Battle between Lapiths and Centaurs, Greeks and Amazons

Unidentified artist
104
3 min
Photo: Annar Bjørgli / Nasjonalmuseet

Transcription

Narrator: 

Ancient Egyptian pharaohs, French and Italian dukes, power and people, war and peace. The human body captured in movement and at rest, real men and women, mythological creatures and gods coiled around each other. In here, we see it all.  

A plaster cast of a classical Greek frieze from the Temple of Apollo, originally carved in marble, also hangs here.  

Its scenes illustrate stories told by the Ancient Greeks about wars between civilizations, between humans and gods, between Greeks and Amazons, between the Centaurs and the Lapiths.  

According to Greek mythology, the Centaurs and the Lapiths had shared ancestry, as each race was descended from one of two brothers. One of the brothers mated with mares, resulting in children that were half-horse and half-human: the mythological creatures known as Centaurs. But who were the Amazons?  

Thea Selliaas Thorsen, who is Associate Professor of Classical Studies at NTNU – Norwegian University of Science and Technology, can tell us more: 

Thea Selliaas Thorsen: 

The Amazons are female warriors, horsewomen from regions north of Greece, perhaps from the steppes of Central Asia, who have many interactions with the Greeks. For example, they side with the Trojans to fight against the Greeks – and they are pretty scary. They allegedly invented the double-headed battle axe, and it’s also said that they killed or abandoned their male children, and that they had sex only once a year and otherwise banished all men.

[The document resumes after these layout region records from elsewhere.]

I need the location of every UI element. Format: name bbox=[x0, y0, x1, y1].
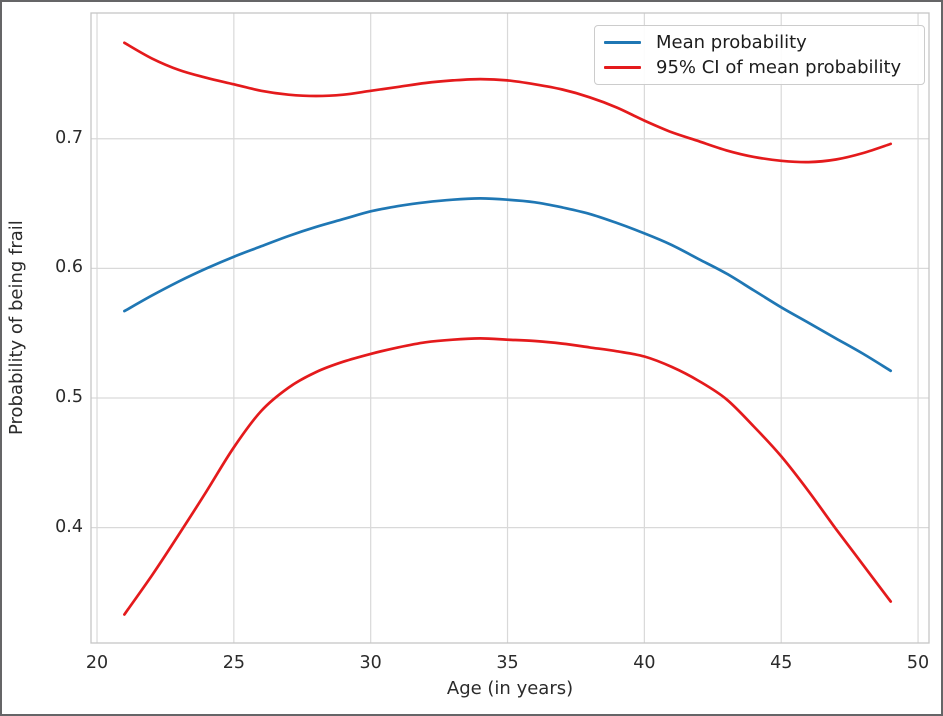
x-tick-label-30: 30 bbox=[359, 653, 382, 673]
y-tick-label-0-7: 0.7 bbox=[55, 127, 83, 148]
legend: Mean probability 95% CI of mean probabil… bbox=[594, 25, 925, 85]
x-tick-label-20: 20 bbox=[85, 653, 109, 673]
y-tick-label-0-6: 0.6 bbox=[55, 257, 83, 278]
legend-label-mean: Mean probability bbox=[656, 32, 807, 53]
x-tick-label-40: 40 bbox=[633, 653, 656, 673]
x-tick-label-50: 50 bbox=[906, 653, 930, 673]
series-ci-lower bbox=[123, 337, 893, 616]
y-axis-label: Probability of being frail bbox=[6, 220, 27, 436]
y-tick-label-0-4: 0.4 bbox=[55, 516, 83, 537]
legend-item-ci: 95% CI of mean probability bbox=[604, 57, 918, 78]
mean-line-swatch-icon bbox=[604, 41, 641, 44]
ci-line-swatch-icon bbox=[604, 66, 641, 69]
x-tick-label-45: 45 bbox=[770, 653, 793, 673]
y-tick-label-0-5: 0.5 bbox=[55, 387, 83, 407]
x-tick-label-25: 25 bbox=[222, 653, 245, 673]
series-ci-upper bbox=[123, 41, 893, 164]
legend-label-ci: 95% CI of mean probability bbox=[656, 57, 902, 78]
series-mean bbox=[123, 197, 893, 373]
x-axis-label: Age (in years) bbox=[446, 678, 574, 699]
x-tick-label-35: 35 bbox=[496, 653, 519, 673]
legend-item-mean: Mean probability bbox=[604, 32, 918, 53]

But I should also say that we have a clear sense that these women existed in real-life; they were women warriors.   

To the Ancient Greeks, the Amazons were a real people. And this is also what researchers believe today, basing their theories on archaeological findings in the graves of nomadic peoples, where DNA testing has shown that there actually are female warriors buried there, fully equipped for battle and with battle scars on their bodies, so it is easy to believe that these actually are Amazons. And if we believe this, today, then actually we have something in common with the Ancient Greeks.   

Narrator:  

The Amazons gained iconic status in Western culture and are the obvious inspiration for a contemporary fictional superhero, Wonder Woman, well-known from cartoons and movies.   

And up there, in the frieze from the ancient Temple of Apollo, they do battle: the ancient warrior women who perhaps lived not only as characters in ancient mythology, but actually galloped over the steppes, fighting on horseback and falling in battle, side by side with the men.